Dear Diary 013: Post-Cyclocross Depression
[Lede photo by PDXcross]
The cyclocross high is wearing off and the hangover is heavy. In January I’ll go to California and get 5 more races in, but I might as well be a junkie at a methadone clinic. I know it’s ending. It won’t be the same. It will just keep me from jumping out the window.
It’s not that I miss the mud or the bike washing or the post-race track hack. I don’t miss the cost of replacing equipment or the pre-race warmups or the 39-degrees-and-raining start lines.
It’s the vortex that I miss.
The 45 minutes of unrelenting focus. A tiny slice of time in which I am reduced to crude physiology – violent circulation of blood, desperate dissemination of oxygen to muscles, a brain attempting to override and nullify notifications about widespread pain and suffering. This isn’t happening. it says I don’t believe you. [Shutup, legs!]

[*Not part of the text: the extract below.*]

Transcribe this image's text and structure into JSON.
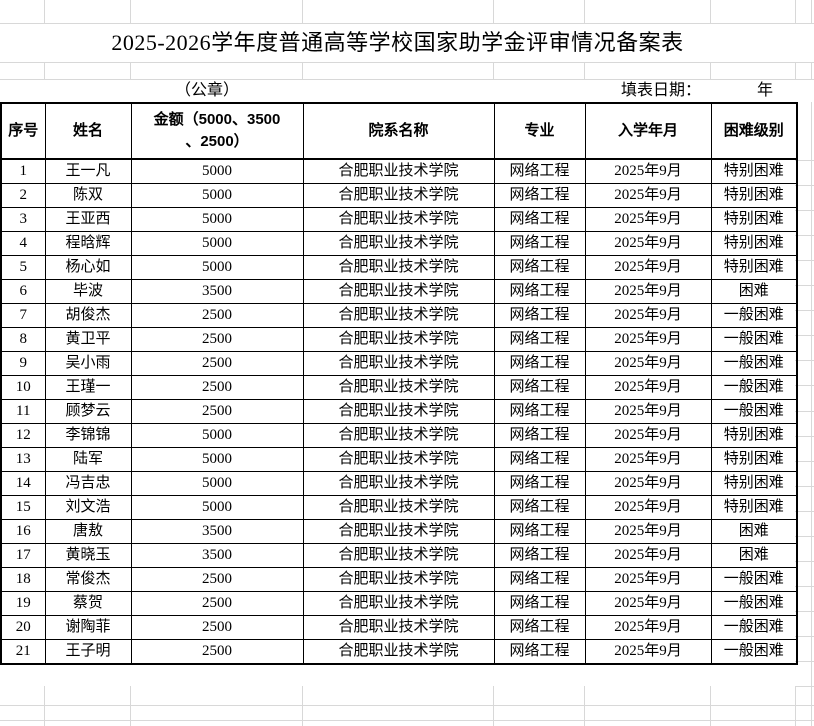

How incredible is it to be able to go out once a week, sharpen yourself into a point and cut into the deep, unpretty parts of your brain. It’s not that we are pedaling away from our troubles, because they’re back as soon as the checkered flag waves and our frozen fingers reach for the brakes to call it a day. It’s not a suspension of reality or an escape – it’s an intensification of everything that is inside. It’s a risk we take. A risk that always pays off, even when it doesn’t.
Last week on the night before my race I sat in a hot bath and studied my legs. Knee swollen and yellow from an icy early morning crash on the nationals course before it had turned into a muddy hell. Scar on my knee still plump and purplish and maybe a little tender from where I went down and jammed a piece of gravel into my flesh during the first race of the season.
My elbow is developing a constellation of shiny arcs and slashes – slivers of damaged skin in chaotic patterns that trace the memory of a fast crash on a bad day in a good town. When it’s cold my left shoulder aches from the inside out. The skin on my left hip is tight and red and angry and reflective in a single line just below the top of my hip bone.
It’s been a long season. Staring down at so much damaged skin and bone, I couldn’t help but sigh. I thought can you do this for me one more time, body? Please? Just once and then we’ll rest? It did it’s best and I can’t say that I blame it for feeling weary.
It’s good that ‘cross is ending. I get that. It can’t go on forever.
Super cheery people attempt to console us by reminding us that it’s time to ski! Or, now it’s time for long, slow rides with our friends! Winter training!
I acknowledge that their intentions are good and their points often valid, but sometimes I feel like my 13-year-old best-friend-love-of-my-life dog just died and they are standing on my doorstep with a puppy wrapped in ribbons and rainbows. It’s not time yet, man. Let me have this desolation for a little while.
I’m listening to sad songs on repeat and mourning more than just the loss of this season. There’s something about cyclocross that makes me a better person. More willing to walk with you to the edge, more willing to put my hand out and connect, more open and vulnerable and humble and terrified and elated.